Cornelia de Lange syndrome (CdLS) is a developmental disorder characterized by limb reduction defects, characteristic facial features and impaired cognitive development. In the majority of cases mutations in NIPBL can be identified. However, additional genes have been implicated in the disorder. Recently, missense mutations and whole gene deletions in RAD21 have been identified in children with growth retardation, minor skeletal anomalies, and facial features that overlap findings in individuals with CdLS. We expand the RAD21 mutational spectrum by reporting the first intragenic deletion and the first frame shift mutation identified in two patients presenting with a mild form of CdLS. Patient 1 is a 2 ½ year old boy with developmental delay, hypospadias, inguinal hernia and some dysmorphic features that included mild synophrys, coarse facial features, 5th finger clinodactyly and overlapping of toes two over three.

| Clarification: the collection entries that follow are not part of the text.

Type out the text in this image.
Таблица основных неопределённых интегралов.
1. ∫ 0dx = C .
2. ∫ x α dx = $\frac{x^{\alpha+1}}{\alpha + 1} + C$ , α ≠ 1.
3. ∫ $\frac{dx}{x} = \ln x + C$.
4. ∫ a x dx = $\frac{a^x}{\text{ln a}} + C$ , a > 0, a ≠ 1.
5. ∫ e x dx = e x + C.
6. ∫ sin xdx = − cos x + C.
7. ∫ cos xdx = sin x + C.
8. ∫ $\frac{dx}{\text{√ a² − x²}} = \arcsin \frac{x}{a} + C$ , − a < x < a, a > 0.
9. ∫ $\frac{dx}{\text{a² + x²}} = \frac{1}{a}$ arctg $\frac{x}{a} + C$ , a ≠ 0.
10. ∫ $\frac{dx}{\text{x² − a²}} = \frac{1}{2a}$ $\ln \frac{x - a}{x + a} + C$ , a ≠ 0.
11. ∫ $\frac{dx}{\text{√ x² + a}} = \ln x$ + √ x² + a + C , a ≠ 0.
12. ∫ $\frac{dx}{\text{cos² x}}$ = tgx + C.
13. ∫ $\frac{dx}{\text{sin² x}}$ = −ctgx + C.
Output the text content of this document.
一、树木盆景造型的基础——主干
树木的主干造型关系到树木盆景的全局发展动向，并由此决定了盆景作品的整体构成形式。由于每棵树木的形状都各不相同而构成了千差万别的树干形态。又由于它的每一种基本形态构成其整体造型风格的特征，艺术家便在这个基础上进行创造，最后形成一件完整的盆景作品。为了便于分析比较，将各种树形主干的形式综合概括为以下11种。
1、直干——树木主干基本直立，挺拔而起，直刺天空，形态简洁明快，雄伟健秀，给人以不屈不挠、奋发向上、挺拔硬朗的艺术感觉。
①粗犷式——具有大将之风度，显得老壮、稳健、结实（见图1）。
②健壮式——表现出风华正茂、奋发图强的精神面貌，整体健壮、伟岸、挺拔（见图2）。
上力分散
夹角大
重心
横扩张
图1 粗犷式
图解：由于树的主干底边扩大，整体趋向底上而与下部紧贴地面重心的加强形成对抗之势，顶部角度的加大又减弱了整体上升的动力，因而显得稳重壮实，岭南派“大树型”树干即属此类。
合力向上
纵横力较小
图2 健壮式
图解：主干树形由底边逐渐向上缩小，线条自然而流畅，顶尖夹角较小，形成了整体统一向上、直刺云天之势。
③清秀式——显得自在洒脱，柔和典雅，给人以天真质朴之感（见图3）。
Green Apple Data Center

Patient 2 is a 12 year old boy who was diagnosed with CdLS at around a year of life on the basis of developmental delays, characteristic facial features, hirsuitism, and hand and feet anomalies. In patient 1, an intragenic deletion involving RAD21 exon 13 was identified by exon-targeted array comparative genomic hybridization.  Breakpoint junction sequence analysis identified a five base pair region of microhomology around the deletion breakpoints, suggesting that the deletion arose through a microhomology-mediated repair mechanism. In patient 2, sequence analysis of the RAD21 coding region revealed a two base-pair duplication in exon 6, c.592_593dup. This frameshift duplication causes premature stop codon at amino acid position 203. mRNA sequences that contain a premature stop codon may be targeted for nonsense mediated decay. The single exonic deletion and the frame shift mutation of RAD21 identified in our patients were associated with a mild presentation of CdLS.  As supported by previous literature reports, our data confirm that RAD21 mutation analysis is indicated in patients presenting with milder phenotypes of CdLS.